My face screws up in disgust. Like fog clearing from a windshield, my eyes are opened to who Slater really is. A sad, gross, old man with no family or friends. Sure, he has a penthouse and yachts and deals with Hall-of-Famers, but what does that amount to in the end?
Ariel’s question about what kind of legacy I want to leave comes to mind. She was right. I’ve been pushing everyone away, trying desperately to prove I’m something that I don’t think I want to be anymore. My heart picks up speed. I need to get to her and tell her all of this.
The time on my watch makes my heart stop. I’m going to be late. I hope she’ll forgive me when I explain everything.
“I’m sorry, Slater, but this isn’t what I want. If Lionel Jr. signs with someone else, that’s okay. There are more important things in life.”
I set my drink on a table and head to the door. As I leave, he yells out, “You’re going to regret this one day!”
I smile. No, maybe for the first time in a long time, I don’t think I will.
Chapter thirty-four
Ariel Cambridge
I’m going to kill him.
I look down at the pesto ravioli on the plate in front of me. Actually, I’m going to eat all of this pasta, cry in my car to a Wyatt Parker breakup song, and then I’ll kill him.
Brock didn’t show. He told me he would be here, and thirty minutes into the event, he’s nowhere to be found. I’ve had to fend off sharks since I arrived. At first, I said he was running late. That worked for a little while, until the faux pity smiles came out. The same one Houston is wearing right now. He’s sitting across from me at the table, as if he planned it. Who am I kidding? He probably did. I’m sure he spent last night coming up with a list of veiled insults to throw my way. I made it easy on him. He doesn’t even have to insult me. Brock not showing is enough.

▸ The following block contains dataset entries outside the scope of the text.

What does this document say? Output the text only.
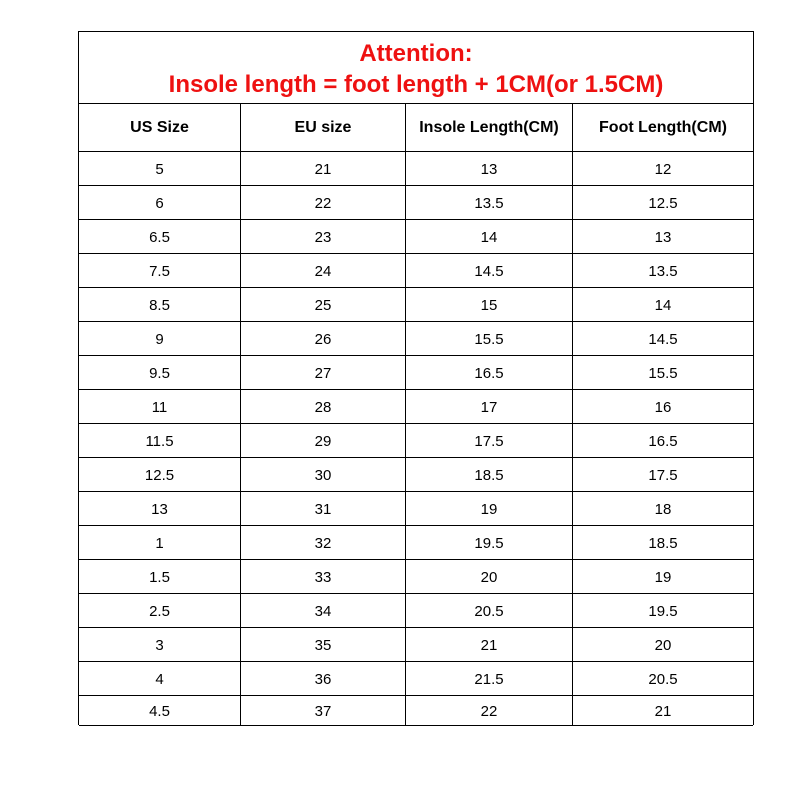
Attention:
Insole length = foot length + 1CM(or 1.5CM)
US Size	EU size	Insole Length(CM)	Foot Length(CM)
5	21	13	12
6	22	13.5	12.5
6.5	23	14	13
7.5	24	14.5	13.5
8.5	25	15	14
9	26	15.5	14.5
9.5	27	16.5	15.5
11	28	17	16
11.5	29	17.5	16.5
12.5	30	18.5	17.5
13	31	19	18
1	32	19.5	18.5
1.5	33	20	19
2.5	34	20.5	19.5
3	35	21	20
4	36	21.5	20.5
4.5	37	22	21
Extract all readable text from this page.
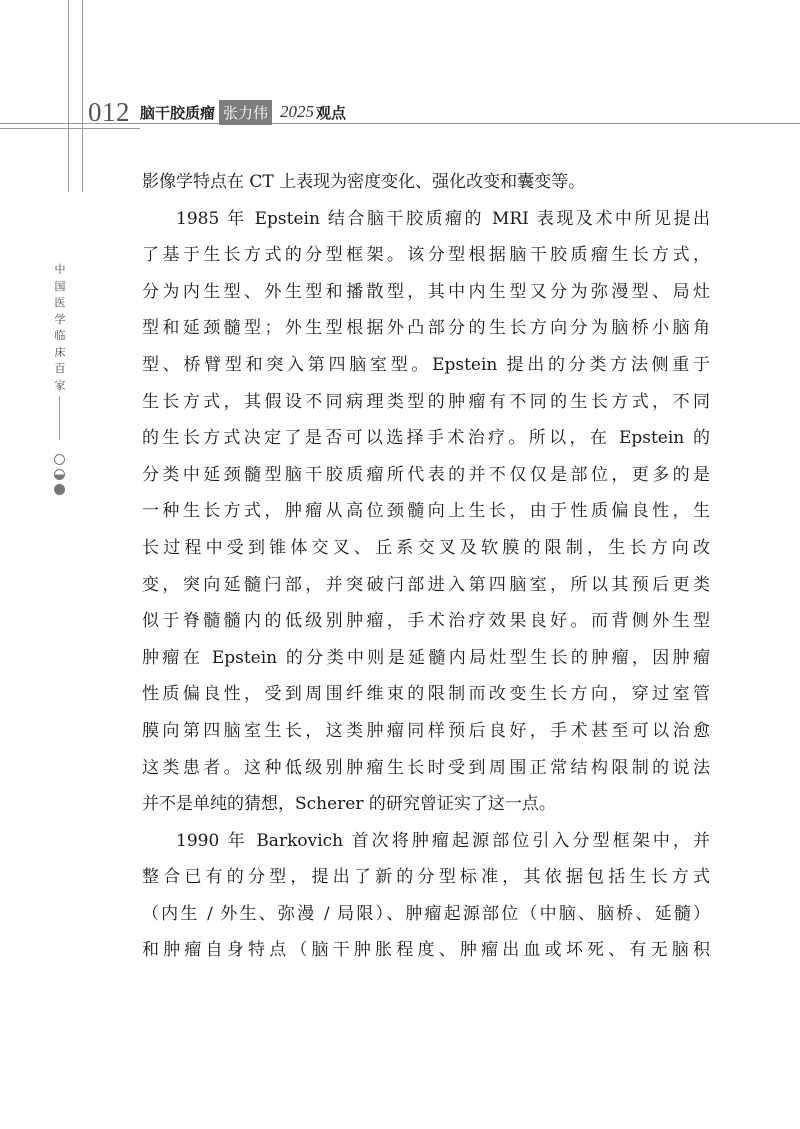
012 脑干胶质瘤 张力伟 2025 观点
中
国
医
学
临
床
百
家

影像学特点在 CT 上表现为密度变化、强化改变和囊变等。

1985 年 Epstein 结合脑干胶质瘤的 MRI 表现及术中所见提出

了基于生长方式的分型框架。该分型根据脑干胶质瘤生长方式，

分为内生型、外生型和播散型，其中内生型又分为弥漫型、局灶

型和延颈髓型；外生型根据外凸部分的生长方向分为脑桥小脑角

型、桥臂型和突入第四脑室型。Epstein 提出的分类方法侧重于

生长方式，其假设不同病理类型的肿瘤有不同的生长方式，不同

的生长方式决定了是否可以选择手术治疗。所以，在 Epstein 的

分类中延颈髓型脑干胶质瘤所代表的并不仅仅是部位，更多的是

一种生长方式，肿瘤从高位颈髓向上生长，由于性质偏良性，生

长过程中受到锥体交叉、丘系交叉及软膜的限制，生长方向改

变，突向延髓闩部，并突破闩部进入第四脑室，所以其预后更类

似于脊髓髓内的低级别肿瘤，手术治疗效果良好。而背侧外生型

肿瘤在 Epstein 的分类中则是延髓内局灶型生长的肿瘤，因肿瘤

性质偏良性，受到周围纤维束的限制而改变生长方向，穿过室管

膜向第四脑室生长，这类肿瘤同样预后良好，手术甚至可以治愈

这类患者。这种低级别肿瘤生长时受到周围正常结构限制的说法

并不是单纯的猜想，Scherer 的研究曾证实了这一点。

1990 年 Barkovich 首次将肿瘤起源部位引入分型框架中，并

整合已有的分型，提出了新的分型标准，其依据包括生长方式

（内生 / 外生、弥漫 / 局限）、肿瘤起源部位（中脑、脑桥、延髓）

和肿瘤自身特点（脑干肿胀程度、肿瘤出血或坏死、有无脑积
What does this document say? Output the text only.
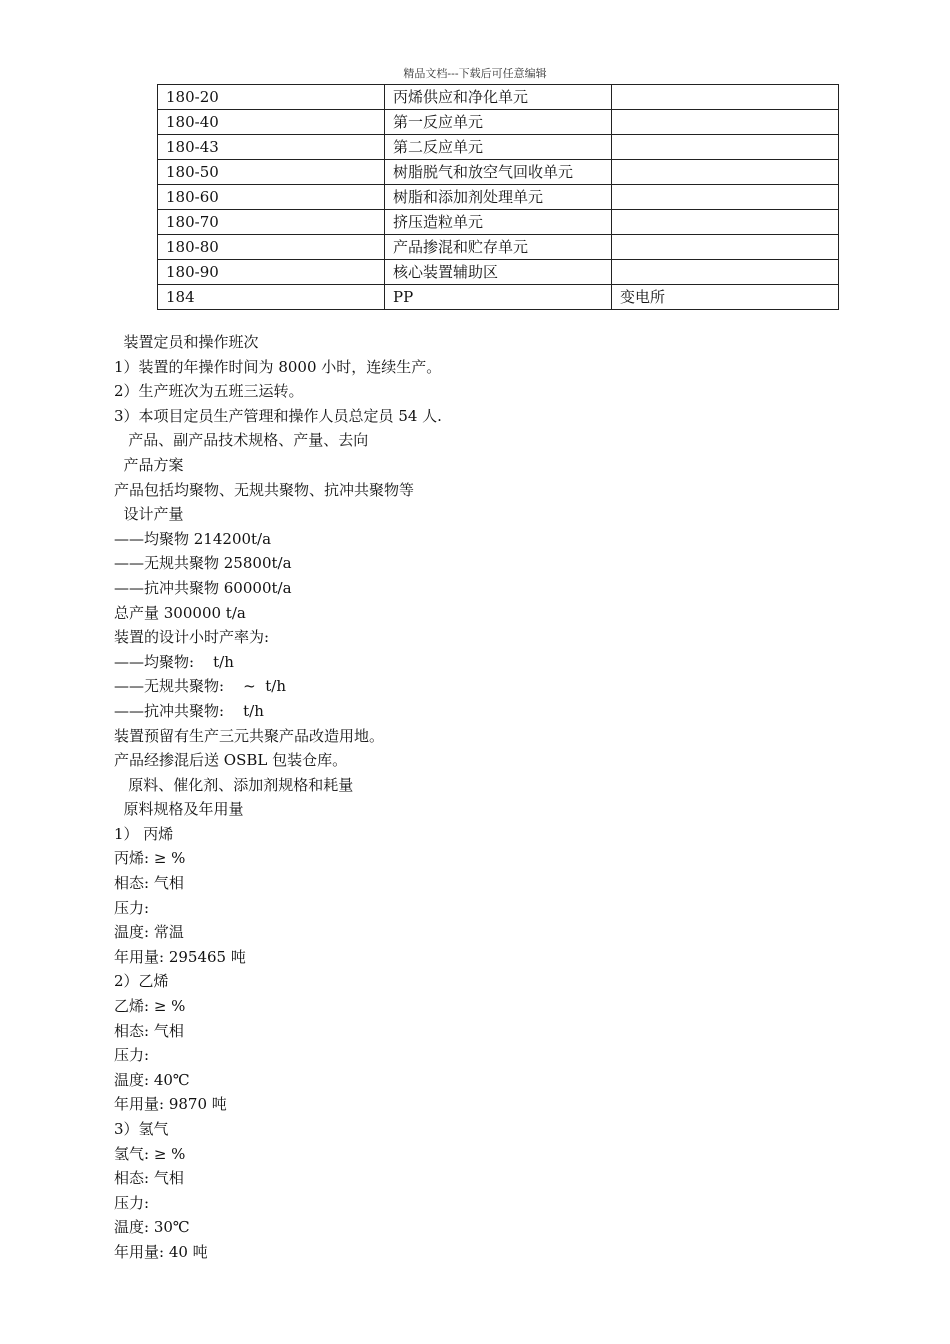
精品文档---下载后可任意编辑
180-20	丙烯供应和净化单元	
180-40	第一反应单元	
180-43	第二反应单元	
180-50	树脂脱气和放空气回收单元	
180-60	树脂和添加剂处理单元	
180-70	挤压造粒单元	
180-80	产品掺混和贮存单元	
180-90	核心装置辅助区	
184	PP	变电所
装置定员和操作班次
1）装置的年操作时间为 8000 小时，连续生产。
2）生产班次为五班三运转。
3）本项目定员生产管理和操作人员总定员 54 人.
产品、副产品技术规格、产量、去向
产品方案
产品包括均聚物、无规共聚物、抗冲共聚物等
设计产量
——均聚物 214200t/a
——无规共聚物 25800t/a
——抗冲共聚物 60000t/a
总产量 300000 t/a
装置的设计小时产率为:
——均聚物:    t/h
——无规共聚物:    ~  t/h
——抗冲共聚物:    t/h
装置预留有生产三元共聚产品改造用地。
产品经掺混后送 OSBL 包装仓库。
原料、催化剂、添加剂规格和耗量
原料规格及年用量
1） 丙烯
丙烯: ≥ %
相态: 气相
压力:
温度: 常温
年用量: 295465 吨
2）乙烯
乙烯: ≥ %
相态: 气相
压力:
温度: 40℃
年用量: 9870 吨
3）氢气
氢气: ≥ %
相态: 气相
压力:
温度: 30℃
年用量: 40 吨
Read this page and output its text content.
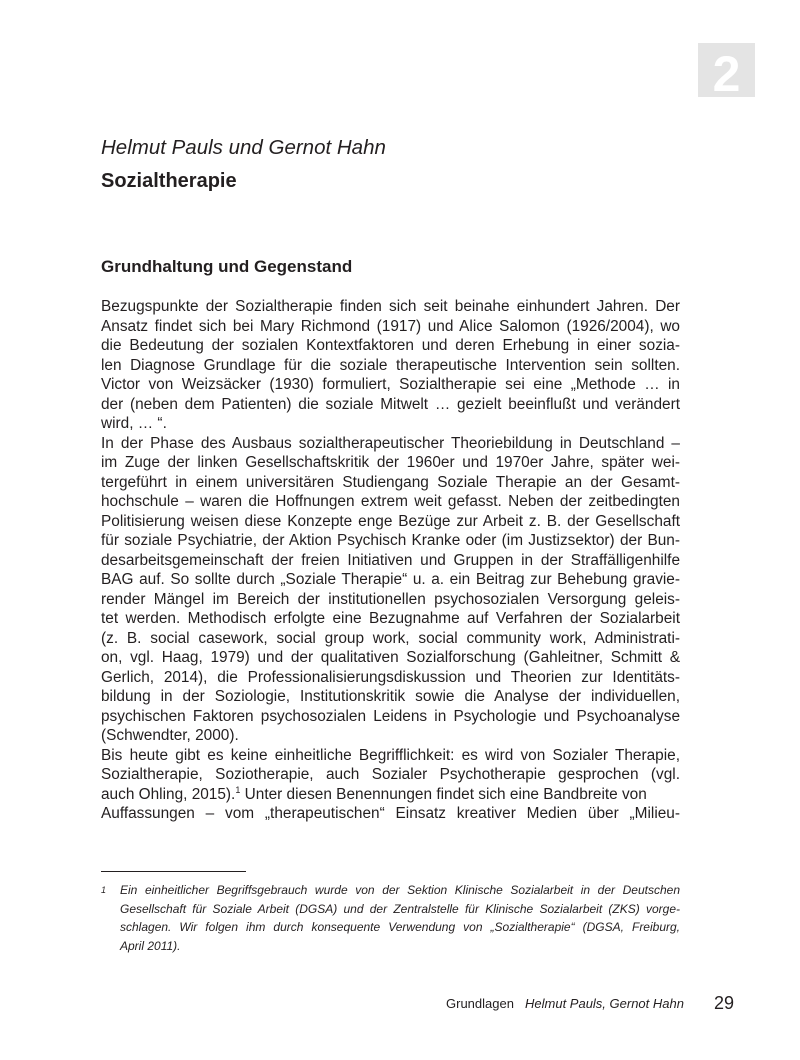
2
Helmut Pauls und Gernot Hahn
Sozialtherapie
Grundhaltung und Gegenstand
Bezugspunkte der Sozialtherapie finden sich seit beinahe einhundert Jahren. Der
Ansatz findet sich bei Mary Richmond (1917) und Alice Salomon (1926/2004), wo
die Bedeutung der sozialen Kontextfaktoren und deren Erhebung in einer sozia-
len Diagnose Grundlage für die soziale therapeutische Intervention sein sollten.
Victor von Weizsäcker (1930) formuliert, Sozialtherapie sei eine „Methode … in
der (neben dem Patienten) die soziale Mitwelt … gezielt beeinflußt und verändert
wird, … “.
In der Phase des Ausbaus sozialtherapeutischer Theoriebildung in Deutschland –
im Zuge der linken Gesellschaftskritik der 1960er und 1970er Jahre, später wei-
tergeführt in einem universitären Studiengang Soziale Therapie an der Gesamt-
hochschule – waren die Hoffnungen extrem weit gefasst. Neben der zeitbedingten
Politisierung weisen diese Konzepte enge Bezüge zur Arbeit z. B. der Gesellschaft
für soziale Psychiatrie, der Aktion Psychisch Kranke oder (im Justizsektor) der Bun-
desarbeitsgemeinschaft der freien Initiativen und Gruppen in der Straffälligenhilfe
BAG auf. So sollte durch „Soziale Therapie“ u. a. ein Beitrag zur Behebung gravie-
render Mängel im Bereich der institutionellen psychosozialen Versorgung geleis-
tet werden. Methodisch erfolgte eine Bezugnahme auf Verfahren der Sozialarbeit
(z. B. social casework, social group work, social community work, Administrati-
on, vgl. Haag, 1979) und der qualitativen Sozialforschung (Gahleitner, Schmitt &
Gerlich, 2014), die Professionalisierungsdiskussion und Theorien zur Identitäts-
bildung in der Soziologie, Institutionskritik sowie die Analyse der individuellen,
psychischen Faktoren psychosozialen Leidens in Psychologie und Psychoanalyse
(Schwendter, 2000).
Bis heute gibt es keine einheitliche Begrifflichkeit: es wird von Sozialer Therapie,
Sozialtherapie, Soziotherapie, auch Sozialer Psychotherapie gesprochen (vgl.
auch Ohling, 2015).$^1$ Unter diesen Benennungen findet sich eine Bandbreite von
Auffassungen – vom „therapeutischen“ Einsatz kreativer Medien über „Milieu-
1 Ein einheitlicher Begriffsgebrauch wurde von der Sektion Klinische Sozialarbeit in der Deutschen
Gesellschaft für Soziale Arbeit (DGSA) und der Zentralstelle für Klinische Sozialarbeit (ZKS) vorge-
schlagen. Wir folgen ihm durch konsequente Verwendung von „Sozialtherapie“ (DGSA, Freiburg,
April 2011).
Grundlagen Helmut Pauls, Gernot Hahn 29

“Do you need to check on him?” Bethanne. Dear, sweet, naive Bethanne, asks beside me. I foolishly told her I got a real date. IfBrock would have shown up, maybe I would have considered it one.
My plastic smile thins as I try to hold in my tears. I can feel my cheeks getting hotter and hotter with embarrassment.
“No, he had something come up, is all. It’s a private matter.” I manage to keep emotion from shaking my words.
“I hate that he’s not here,” Houston says with a smile that contradicts his words. “I was looking forward to talking to him again.”